Sékou Camara, dit « Le Grow », autre figure historique de l’orchestre, souligne souvent que la disparition de Demba a laissé un vide artistique que personne n’a jamais pu combler totalement, tant son charisme scénique était unique.

Pour comprendre cette ascension fulgurante, il faut remonter aux origines de l’artiste à Conakry et surtout à Beyla, en Guinée forestière, où sa carrière prend véritablement racine au début des années 1960. Jeune chanteur déjà magnétique, il rejoint l’orchestre de Beyla qui deviendra plus tard le Bembeya Jazz National sous l’impulsion de la politique culturelle de la Première République.

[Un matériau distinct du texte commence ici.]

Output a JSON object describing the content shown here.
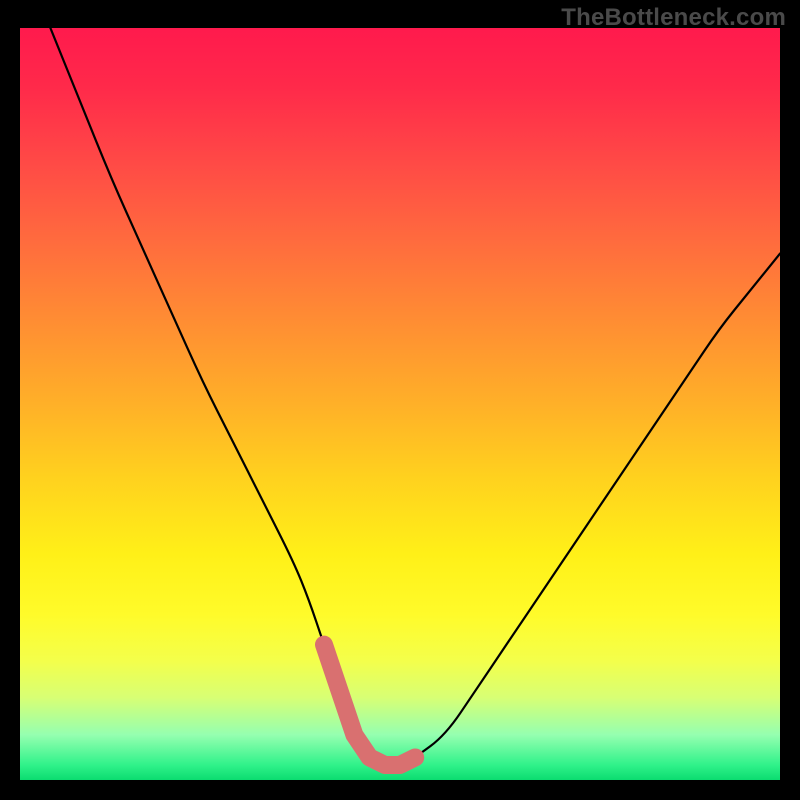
{
  "watermark": "TheBottleneck.com",
  "colors": {
    "curve": "#000000",
    "highlight": "#d97070",
    "background_top": "#ff1a4d",
    "background_bottom": "#0bdc70",
    "frame": "#000000"
  },
  "chart_data": {
    "type": "line",
    "title": "",
    "xlabel": "",
    "ylabel": "",
    "xlim": [
      0,
      100
    ],
    "ylim": [
      0,
      100
    ],
    "grid": false,
    "annotations": [
      "TheBottleneck.com"
    ],
    "legend": false,
    "series": [
      {
        "name": "bottleneck-curve",
        "x": [
          4,
          8,
          12,
          16,
          20,
          24,
          28,
          32,
          36,
          38,
          40,
          42,
          44,
          46,
          48,
          50,
          52,
          56,
          60,
          64,
          68,
          72,
          76,
          80,
          84,
          88,
          92,
          96,
          100
        ],
        "y": [
          100,
          90,
          80,
          71,
          62,
          53,
          45,
          37,
          29,
          24,
          18,
          12,
          6,
          3,
          2,
          2,
          3,
          6,
          12,
          18,
          24,
          30,
          36,
          42,
          48,
          54,
          60,
          65,
          70
        ]
      }
    ],
    "highlight_region": {
      "name": "optimal-range",
      "x": [
        40,
        42,
        44,
        46,
        48,
        50,
        52
      ],
      "y": [
        18,
        12,
        6,
        3,
        2,
        2,
        3
      ]
    }
  }
}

C’est dans cette petite localité que le « Dragon » a forgé ses premières armes, transformant un orchestre régional en une machine de guerre musicale capable de conquérir les scènes de Cuba à Lagos. Pour accompagner ce recueillement, les fidèles et admirateurs se remémorent les chefs-d’œuvre qui ont jalonné son parcours, de l’épique « Regard sur le passé » au poignant « Chemin d’Afrique », des titres qui résonnent aujourd’hui comme des testaments sonores.

Élevé au rang d’Officier dans l’ordre national du mérite à titre posthume, l’artiste laisse derrière lui un héritage musical qui défie le temps, sa voix d’or continuant d’animer les souvenirs de ceux qui ont vibré au rythme de ses performances scéniques inoubliables.

Aujourd’hui encore, alors que sa famille et ses admirateurs se réunissent pour honorer son âme, l’œuvre de Demba Camara reste le symbole d’une Guinée rayonnante sur la scène internationale, prouvant que les légendes ne meurent jamais vraiment.